My breathing was faster and I felt flushed.

"Great." I managed to squeak out. He did nothing but smile again.

"So I guess I'll see you on wednesday?" I asked, hoping to discover if he would be there for the two hours as well.

"Yes, I'll see you on wednesday." He replied. Score...he was going to be there.

I turned and started to walk towards the door of the classroom, I made it about three steps before I stopped and turned back to look at him, he was still watching me.

"Do I need to bring anything?" I asked.

"Nope,just your pretty self." I blushed and he smiled. Good God, he just called me pretty, Edward Cullen just called me, Isabella Swan pretty.

"Okay,see you wednesday." I gave a little wave goodbye.

He chuckled a little as he raised his hand gave a little wiggle of those fingers and said " Goodbye Bella!"

His laugh sounded like twinkling bells and made my mouth stretch into a wide smile in return.

Over the entire weekend I had thought about Edwards offer, pulled it apart inside and out, and wrote up all of the pro's and cons of accepting.

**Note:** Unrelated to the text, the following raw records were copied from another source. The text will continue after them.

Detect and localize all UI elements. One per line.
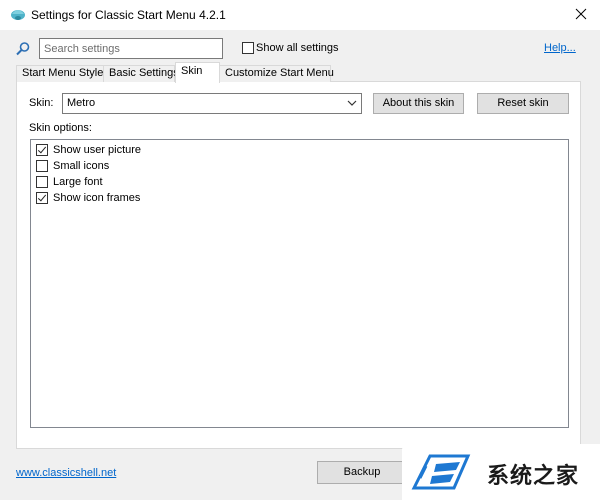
shell-icon [11,10,25,20]
show-all-checkbox[interactable] [242,42,254,54]
small-icons-checkbox[interactable] [36,160,48,172]
title-bar: Settings for Classic Start Menu 4.2.1 [0,0,600,30]
tab-skin[interactable]: Skin [175,62,220,83]
skin-label: Skin: [29,97,54,109]
help-link[interactable]: Help... [544,42,576,54]
skin-options-list: Show user picture Small icons Large font… [30,139,569,428]
skin-selected-value: Metro [67,97,96,109]
option-label: Small icons [53,160,110,172]
about-skin-button[interactable]: About this skin [373,93,464,114]
website-link[interactable]: www.classicshell.net [16,467,116,479]
tab-basic-settings[interactable]: Basic Settings [103,65,179,82]
tab-customize-start-menu[interactable]: Customize Start Menu [219,65,334,82]
close-button[interactable] [566,2,596,26]
search-input[interactable] [39,38,223,59]
show-all-label[interactable]: Show all settings [256,42,339,54]
show-user-picture-checkbox[interactable] [36,144,48,156]
tab-start-menu-style[interactable]: Start Menu Style [16,65,104,82]
watermark: 系统之家 [402,444,600,500]
window-title: Settings for Classic Start Menu 4.2.1 [31,8,226,22]
search-icon [16,42,30,56]
option-label: Show user picture [53,144,142,156]
chevron-down-icon [347,100,357,106]
backup-button[interactable]: Backup [317,461,407,484]
option-label: Show icon frames [53,192,141,204]
large-font-checkbox[interactable] [36,176,48,188]
watermark-logo-icon [411,454,471,490]
skin-options-label: Skin options: [29,122,92,134]
reset-skin-button[interactable]: Reset skin [477,93,569,114]
close-icon [575,8,587,20]
skin-dropdown[interactable]: Metro [62,93,362,114]
show-icon-frames-checkbox[interactable] [36,192,48,204]
watermark-text: 系统之家 [487,464,580,489]
option-label: Large font [53,176,103,188]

I couldn't decide wether two extra hours with Edward after school was a good thing or a bad thing. I wanted to spend more time with him and therein lay the problem,I wanted to way too much, and I shouldn't have wanted to in the first place.

I was beginning to like Edward Cullen a little bit more than a student should and I knew it was going to be a problem, but in the end I decided to hell with it, just go with the flow, let the chips fall where they may, so to speak.


A/N: Okay I'm sooooo sorry it's a recession, I couldn't pay my internet so they cut me off, I just got it back on like five minutes ago. As an apologie I give you this super long chapter which used to be three seperate chapters. xxx Aoife.